Jack Gilbert’s collection of poems, “Refusing Heaven”, deserves the second round of attention its paperback reissue has received for its beautiful reflection upon the American poet’s adult life.
“A Brief for the Defense” begins the collection with a justification for the enjoyment of life amidst the world’s misery. The first verses sound clichéd: “Sorrow everywhere. Slaughter everywhere. If babies / are not starving someplace, they are starving / somewhere else. With flies in their nostrils.” However, the poet’s project is sincere without being sentimental, and his phrasing is strong and direct. His affirmation of laughter amid others’ suffering is that of a man deeply affected by others’ pain.
“…We enjoy our lives because that’s what God wants,” he says, “Otherwise the mornings before summer dawn would not / be made so fine.” He further declares, “If we deny our happiness, resist our satisfaction, / we lessen the importance of their deprivation. We must risk delight.” Throughout, the poet risks optimism and honesty despite the uncertain position of a man at the end of life.
In other poems Gilbert compares youth and old age, such as in “Bring in the Gods” and “The Lost Hotels of Paris.” In the latter, he describes old age feeding on the experiences of youth. While he was only blessed with youth once, Gilbert more fully appreciates the experiences of youth in the memories of his old age. The consolations of memory, age and perspective are “more than enough” for our speaker in “Hotels,” yet “Gods” cuts another way, as an elderly speaker responds, when asked if he is at peace: “I am [still] hungry / for what I am becoming.” The restlessness and yearning of youth do not fade, the author suggests, only its myopia does.

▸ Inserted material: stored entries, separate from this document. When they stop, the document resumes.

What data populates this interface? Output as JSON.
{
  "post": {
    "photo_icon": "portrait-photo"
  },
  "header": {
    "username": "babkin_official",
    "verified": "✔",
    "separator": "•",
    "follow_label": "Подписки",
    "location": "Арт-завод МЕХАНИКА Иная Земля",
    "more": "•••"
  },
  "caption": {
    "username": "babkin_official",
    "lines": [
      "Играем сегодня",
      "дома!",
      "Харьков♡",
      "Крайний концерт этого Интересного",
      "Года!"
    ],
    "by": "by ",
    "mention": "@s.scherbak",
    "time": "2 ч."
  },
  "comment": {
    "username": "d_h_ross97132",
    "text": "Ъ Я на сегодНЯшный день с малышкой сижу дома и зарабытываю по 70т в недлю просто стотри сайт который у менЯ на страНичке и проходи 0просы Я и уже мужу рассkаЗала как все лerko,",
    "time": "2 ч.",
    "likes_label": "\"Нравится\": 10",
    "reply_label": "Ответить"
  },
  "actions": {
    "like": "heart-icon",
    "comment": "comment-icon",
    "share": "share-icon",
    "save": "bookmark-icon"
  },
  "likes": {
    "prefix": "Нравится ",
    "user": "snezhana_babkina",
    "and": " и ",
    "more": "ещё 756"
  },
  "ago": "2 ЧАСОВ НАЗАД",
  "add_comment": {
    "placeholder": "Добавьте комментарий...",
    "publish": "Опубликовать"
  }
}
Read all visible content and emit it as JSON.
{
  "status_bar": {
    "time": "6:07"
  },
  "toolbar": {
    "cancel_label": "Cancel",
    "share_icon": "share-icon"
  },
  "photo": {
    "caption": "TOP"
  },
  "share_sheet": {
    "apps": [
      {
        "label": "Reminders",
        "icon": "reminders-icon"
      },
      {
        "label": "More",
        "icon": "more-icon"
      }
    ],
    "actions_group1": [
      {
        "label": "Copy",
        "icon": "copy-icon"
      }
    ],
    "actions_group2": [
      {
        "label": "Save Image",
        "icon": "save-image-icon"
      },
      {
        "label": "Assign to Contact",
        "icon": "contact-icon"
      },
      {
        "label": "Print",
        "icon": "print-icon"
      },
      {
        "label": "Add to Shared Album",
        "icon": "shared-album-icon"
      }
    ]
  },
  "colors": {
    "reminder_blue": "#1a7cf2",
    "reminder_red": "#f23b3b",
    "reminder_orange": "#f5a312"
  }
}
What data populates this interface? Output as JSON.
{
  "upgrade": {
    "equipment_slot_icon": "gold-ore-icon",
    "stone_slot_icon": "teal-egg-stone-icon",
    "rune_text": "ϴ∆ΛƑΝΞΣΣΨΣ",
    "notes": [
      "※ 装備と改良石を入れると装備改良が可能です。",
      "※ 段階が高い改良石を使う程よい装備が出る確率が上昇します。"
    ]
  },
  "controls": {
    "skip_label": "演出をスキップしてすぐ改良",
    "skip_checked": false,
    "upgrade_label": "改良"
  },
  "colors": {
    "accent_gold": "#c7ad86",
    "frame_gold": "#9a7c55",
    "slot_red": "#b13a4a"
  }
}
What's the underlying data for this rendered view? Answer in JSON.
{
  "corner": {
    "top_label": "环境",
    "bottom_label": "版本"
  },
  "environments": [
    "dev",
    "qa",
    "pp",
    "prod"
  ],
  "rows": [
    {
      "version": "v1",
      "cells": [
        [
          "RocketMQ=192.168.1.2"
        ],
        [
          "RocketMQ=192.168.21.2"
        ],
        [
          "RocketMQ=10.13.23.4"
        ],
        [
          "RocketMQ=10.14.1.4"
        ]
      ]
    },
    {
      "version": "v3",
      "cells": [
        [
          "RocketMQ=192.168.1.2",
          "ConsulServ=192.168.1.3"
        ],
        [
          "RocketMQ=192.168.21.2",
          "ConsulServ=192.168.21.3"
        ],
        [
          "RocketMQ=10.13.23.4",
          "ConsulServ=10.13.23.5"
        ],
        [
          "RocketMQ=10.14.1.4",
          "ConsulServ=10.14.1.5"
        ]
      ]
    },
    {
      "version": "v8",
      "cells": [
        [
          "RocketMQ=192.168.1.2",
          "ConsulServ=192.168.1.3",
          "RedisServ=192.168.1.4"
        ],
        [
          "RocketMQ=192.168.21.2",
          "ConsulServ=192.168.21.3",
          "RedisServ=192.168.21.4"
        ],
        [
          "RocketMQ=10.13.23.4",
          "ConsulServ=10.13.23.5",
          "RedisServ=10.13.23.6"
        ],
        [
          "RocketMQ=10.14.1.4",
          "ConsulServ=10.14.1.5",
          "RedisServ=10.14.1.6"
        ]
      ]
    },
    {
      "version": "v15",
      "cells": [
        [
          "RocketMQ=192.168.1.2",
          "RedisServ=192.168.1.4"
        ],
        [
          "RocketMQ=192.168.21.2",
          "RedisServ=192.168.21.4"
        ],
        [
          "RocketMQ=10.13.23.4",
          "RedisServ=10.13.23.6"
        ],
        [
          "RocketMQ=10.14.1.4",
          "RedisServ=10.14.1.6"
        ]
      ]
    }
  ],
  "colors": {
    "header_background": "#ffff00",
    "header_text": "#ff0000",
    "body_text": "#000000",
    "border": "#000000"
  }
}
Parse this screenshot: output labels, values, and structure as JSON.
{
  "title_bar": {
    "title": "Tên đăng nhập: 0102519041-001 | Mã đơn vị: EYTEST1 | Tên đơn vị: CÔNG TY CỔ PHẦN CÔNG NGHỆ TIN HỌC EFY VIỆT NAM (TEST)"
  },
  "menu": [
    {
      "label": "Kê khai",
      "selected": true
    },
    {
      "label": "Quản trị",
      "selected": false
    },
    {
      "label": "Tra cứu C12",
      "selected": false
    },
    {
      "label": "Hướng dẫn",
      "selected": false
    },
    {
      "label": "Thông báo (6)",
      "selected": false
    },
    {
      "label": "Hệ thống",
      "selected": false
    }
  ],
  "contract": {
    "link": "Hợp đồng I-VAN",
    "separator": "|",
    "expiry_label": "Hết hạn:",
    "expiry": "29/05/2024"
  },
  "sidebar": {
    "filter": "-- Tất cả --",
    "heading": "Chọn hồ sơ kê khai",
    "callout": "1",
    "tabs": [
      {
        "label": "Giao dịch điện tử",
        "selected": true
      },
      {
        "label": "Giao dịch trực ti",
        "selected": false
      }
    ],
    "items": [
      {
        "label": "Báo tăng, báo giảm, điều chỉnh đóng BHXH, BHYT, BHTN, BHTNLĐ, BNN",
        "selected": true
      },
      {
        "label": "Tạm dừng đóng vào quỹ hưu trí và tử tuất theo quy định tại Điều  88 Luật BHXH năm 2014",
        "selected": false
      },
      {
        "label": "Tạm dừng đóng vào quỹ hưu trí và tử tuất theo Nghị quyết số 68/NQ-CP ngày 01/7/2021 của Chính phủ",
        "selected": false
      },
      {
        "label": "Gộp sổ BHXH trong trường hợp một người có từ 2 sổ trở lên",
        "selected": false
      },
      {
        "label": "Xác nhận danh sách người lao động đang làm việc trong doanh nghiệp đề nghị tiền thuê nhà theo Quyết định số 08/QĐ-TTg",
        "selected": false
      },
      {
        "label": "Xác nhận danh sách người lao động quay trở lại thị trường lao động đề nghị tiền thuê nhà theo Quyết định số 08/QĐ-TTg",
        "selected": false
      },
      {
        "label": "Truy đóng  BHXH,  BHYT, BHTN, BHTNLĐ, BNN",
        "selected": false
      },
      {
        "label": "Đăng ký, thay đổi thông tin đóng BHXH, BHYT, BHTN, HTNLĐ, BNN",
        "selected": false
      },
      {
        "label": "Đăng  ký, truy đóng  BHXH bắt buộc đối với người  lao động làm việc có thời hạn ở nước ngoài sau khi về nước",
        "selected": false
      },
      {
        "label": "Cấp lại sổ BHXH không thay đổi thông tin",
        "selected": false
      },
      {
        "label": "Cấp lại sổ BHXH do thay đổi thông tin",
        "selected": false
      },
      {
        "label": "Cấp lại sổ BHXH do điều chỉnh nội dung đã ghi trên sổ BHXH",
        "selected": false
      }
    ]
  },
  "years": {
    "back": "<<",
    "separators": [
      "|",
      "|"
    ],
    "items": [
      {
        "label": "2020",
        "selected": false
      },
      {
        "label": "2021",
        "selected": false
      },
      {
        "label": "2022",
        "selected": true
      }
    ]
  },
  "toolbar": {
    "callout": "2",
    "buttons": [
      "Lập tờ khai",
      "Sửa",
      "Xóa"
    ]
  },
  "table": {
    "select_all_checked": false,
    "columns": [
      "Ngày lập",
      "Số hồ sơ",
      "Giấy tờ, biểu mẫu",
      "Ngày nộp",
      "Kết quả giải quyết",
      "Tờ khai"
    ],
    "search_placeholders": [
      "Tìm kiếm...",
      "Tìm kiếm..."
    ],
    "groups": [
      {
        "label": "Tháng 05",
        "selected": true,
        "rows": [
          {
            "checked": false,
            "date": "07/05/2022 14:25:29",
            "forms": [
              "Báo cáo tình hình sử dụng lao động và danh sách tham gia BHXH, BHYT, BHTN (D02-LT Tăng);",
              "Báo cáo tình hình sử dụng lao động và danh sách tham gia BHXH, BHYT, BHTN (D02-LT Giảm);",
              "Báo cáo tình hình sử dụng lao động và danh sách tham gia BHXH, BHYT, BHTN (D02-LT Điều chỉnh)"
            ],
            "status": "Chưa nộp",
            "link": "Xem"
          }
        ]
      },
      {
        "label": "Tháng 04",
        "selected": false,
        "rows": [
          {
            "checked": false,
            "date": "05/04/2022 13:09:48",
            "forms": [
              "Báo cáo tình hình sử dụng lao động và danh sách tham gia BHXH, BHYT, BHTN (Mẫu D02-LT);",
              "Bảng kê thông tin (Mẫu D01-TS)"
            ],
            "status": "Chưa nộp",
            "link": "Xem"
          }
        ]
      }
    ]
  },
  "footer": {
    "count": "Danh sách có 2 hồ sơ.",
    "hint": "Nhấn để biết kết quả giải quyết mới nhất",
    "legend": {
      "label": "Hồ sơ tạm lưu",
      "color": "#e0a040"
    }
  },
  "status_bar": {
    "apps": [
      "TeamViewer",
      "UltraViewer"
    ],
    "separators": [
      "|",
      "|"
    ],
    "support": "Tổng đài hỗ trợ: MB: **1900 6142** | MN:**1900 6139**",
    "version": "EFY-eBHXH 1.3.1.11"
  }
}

“’Tis Here! ’Tis Here! ’Tis Gone! (The Nature of Presence)” is Gilbert’s most philosophical poem, weaving together many threads of the collection’s thought. He presents the human essence extending beyond material reality: “Consciousness is not matter dreaming. If all the stars were added together they would still not know it’s spring.” And he celebrates the wonders beyond the “fact of” things, exalting perception’s subjectivity, a “white horse / in moonlight is more white than when it stands / in sunlight. And even then it depends on whether / a bell is ringing.” He is irresistible in such outings; his love of life is contagious.
The consistent depth of the poems takes pauses, such as in “The Reinvention of Happiness,” which documents in four lines a languid moment in a medieval European town. There is an intimacy in such simple moments with Gilbert; these rests suit the rhythm of the collection.
In “Metier,” near the end of the collection, Gilbert acknowledges and affirms his poetical stance, implicitly answering critics: “The Greek fishermen do not / play on the beach and I don’t / write funny poems.” Many of his poems are funny, but he is right that he doesn’t write “funny poems.” His literary project is serious, and it is exhilarating in an age of evasion and sarcasm to see him proclaim it.
Refusing Heaven by Jack Gilbert is available March 12 in Knopf paperback.